SAĞLIKLI BİR DÜNYA İÇİN, HERKESE TEMİZ ÜCRETSİZ YETERLİ SU
1992 yılında Birleşmiş Milletler Rio Konferansında 22 Mart tarihi Dünya Su Günü olarak ilan edilmiştir. Yine aynı Birleşmiş Milletler konferansında su, ilk defa ekonomik bir meta olarak tanımlanmıştır.
1996 yılında dünya genelinde suyu yönetecek temel politikaları belirlemek amacıyla bir araya gelen hükümetler, ulusötesi şirketler, Birleşmiş Milletler ve Dünya Bankası gibi uluslararası örgütler Dünya Su Konseyi‘ni oluşturmuş, her üç yılda bir düzenlenen Dünya Su Forumları ile suyun ticari bir meta olduğu ve temiz suya erişim sorununun özelleştirmeler ile çözüleceği yinelenmiştir.
Oysa ki, suyun özelleştirildiği ülkelerde suyu satın alamayan halklar; İngiltere‘de kolera, tifo gibi hastalıklar ve bebek ölümleriyle karşılaştılar, Meksika‘da yağmur suyunu toplayıp kullandıkları için hapisle cezalandırıldılar, Nijer‘de günlük bir bardak su ile bütün ihtiyaçlarını karşılamak zorunda bırakıldılar.
En son 2009 yılında İstanbul‘da toplanan Dünya Su Forumu toplantılarında da suyun piyasada fiyatlandırılması, evlere ve tarlalara kontörlü su sayaçlarının takılması, nehirlerin üzerine onlarca baraj inşa edilmesi, yer üstündeki bütün su kaynaklarının depolanabilir hale getirilmesi ve yer altı sularının kullanıma açılması kararlaştırılmış, su ve suya erişimin en temel insan hakkı olduğu göz ardı edilmiştir.
Dünya üzerinde yaşamın kaynağı olan su, insanlık tarihi boyunca da yerleşim merkezlerinin kurulmasında belirleyici bir etken olmuştur.
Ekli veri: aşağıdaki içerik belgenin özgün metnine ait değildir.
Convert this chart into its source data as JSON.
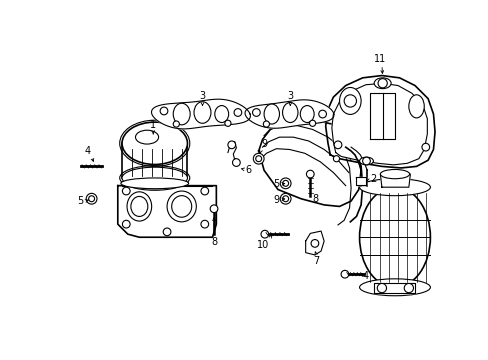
{
  "background_color": "#ffffff",
  "line_color": "#000000",
  "figsize": [
    4.89,
    3.6
  ],
  "dpi": 100
}
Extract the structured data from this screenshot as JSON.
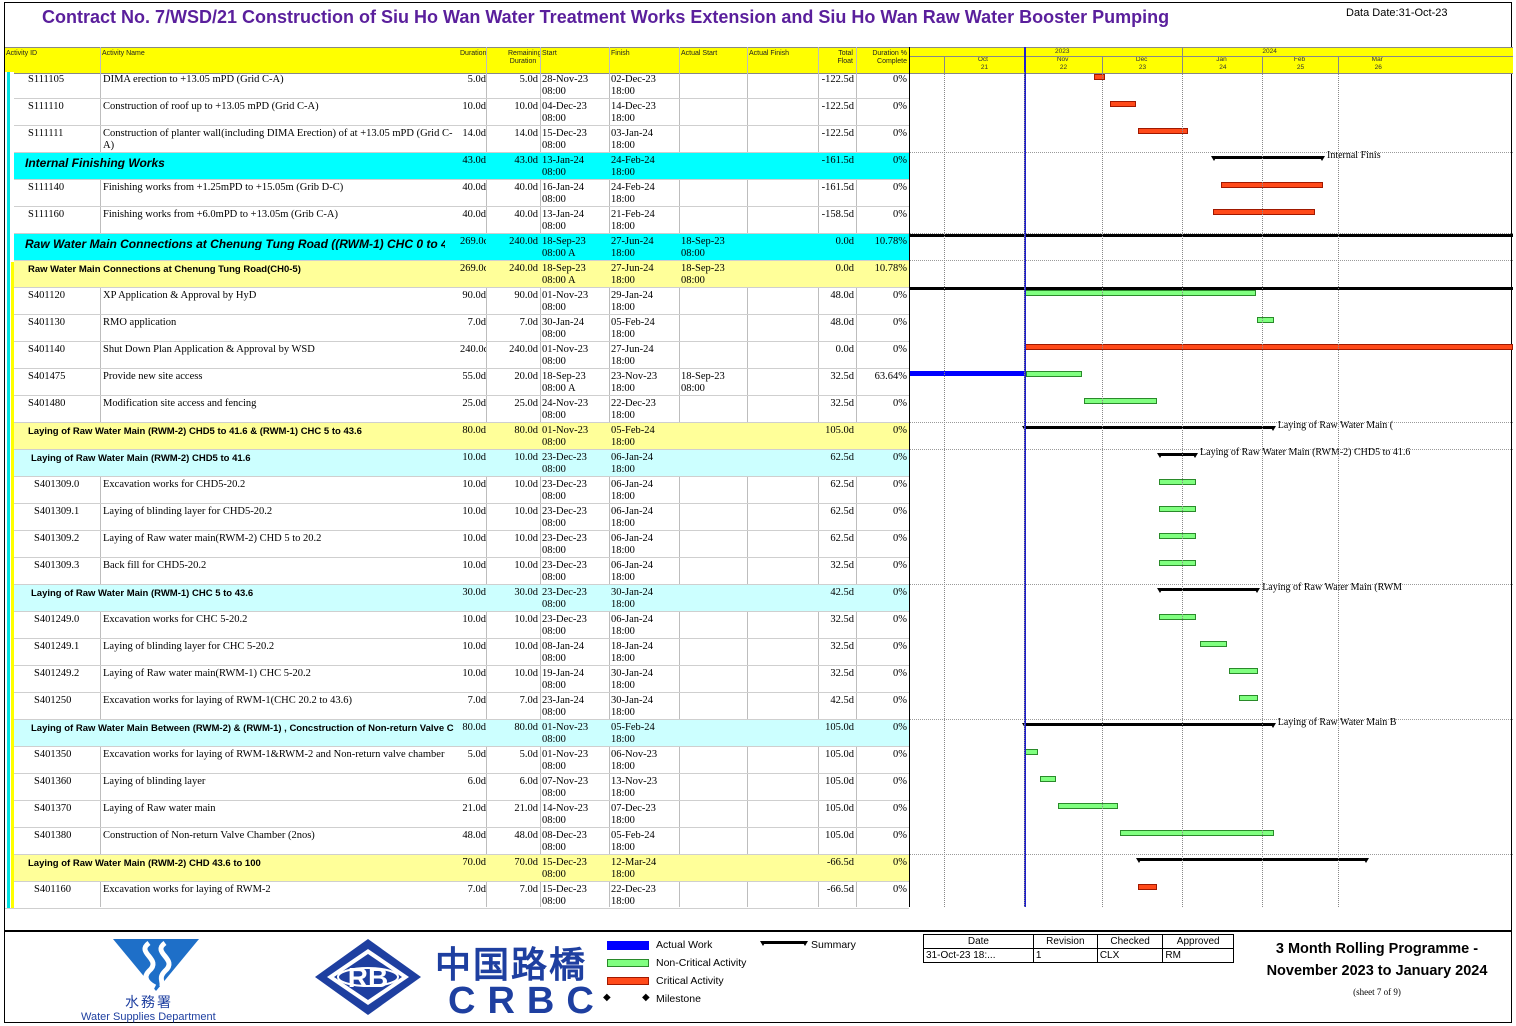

Günümüzde her geçen gün daha fazla kirlilik üreten sanayinin ihtiyaç duyduğu temiz su miktarı da aynı hızla artmaktadır. 1960 yılında tüketilen toplam temiz suyun sadece % 12‘si endüstri, kalanı da evsel kullanım ve tarıma harcanmaktayken, 2000 yılına gelindiğinde endüstrinin toplam su tüketimi içindeki payı % 59‘a yükselmiştir. Yeryüzündeki erişilebilir tatlı su miktarı sadece % 1 iken ve bunun yarısından fazlası sanayi tarafından kullanılırken, neoliberal politikacılar tarafından hala evlerimizde suyu tasarruflu kullanmamız yönünde uyarılar yapılmakta, İstanbul‘da suya sürekli zam yapılması haklı gösterilmeye çalışılmakta, halk sağlıklı bir yaşam için gerekli su tüketim miktarının altında su kullanmaya mahkum edilmektedir.
Dünyada her yıl milyarlarca ton atıksu üretildiğini ve gelişmekte olan ülkelerde yasal ve finansal yoksunluktan dolayı atık suyun yüzde 80‘inin arıtılmadan deşarj edildiği raporlayan Birleşmiş Milletler 2010 yılı için belirlediği "Sağlıklı bir dünya için temiz su" sloganıyla su miktarının yanı sıra su kalitesinin de göz önünde tutulması gerektiğine dikkati çekmeyi amaçladığını açıklamıştır.
Ülkemizde ise hala "kirleten öder" prensibinin su kaynağını kirlenmeden koruyamayacağı ya da "bırakalım kirlensin nasıl olsa arıtılabilir" anlayışıyla su yönetimi yapılamayacağı anlaşılabilmiş değildir. İstanbul Büyük Şehir Belediyesi tarafından onaylanan 1/100 000 ölçekli İstanbul İl Çevre Düzeni planı ile Küçükçekmece içmesuyu havzası olmaktan çıkarılmış, Ömerli içmesuyu havza alanı yerleşime açılmış, İstanbul‘un en zengin yer altı su kaynaklarına sahip Silivri‘nin mevcut nüfusunun 12 kat arttırılması hedeflenmiştir.
Odamız, Suyun Ticarileştirilmesine Hayır Platformu‘nun bir parçası olarak suyun metalaştırılmasının bir insanlık suçu olduğunu, sağlıklı ve temiz suya erişimin ekonomik kaygılardan bağımsız bir hak olduğunu bir kez daha vurgulamaktadır.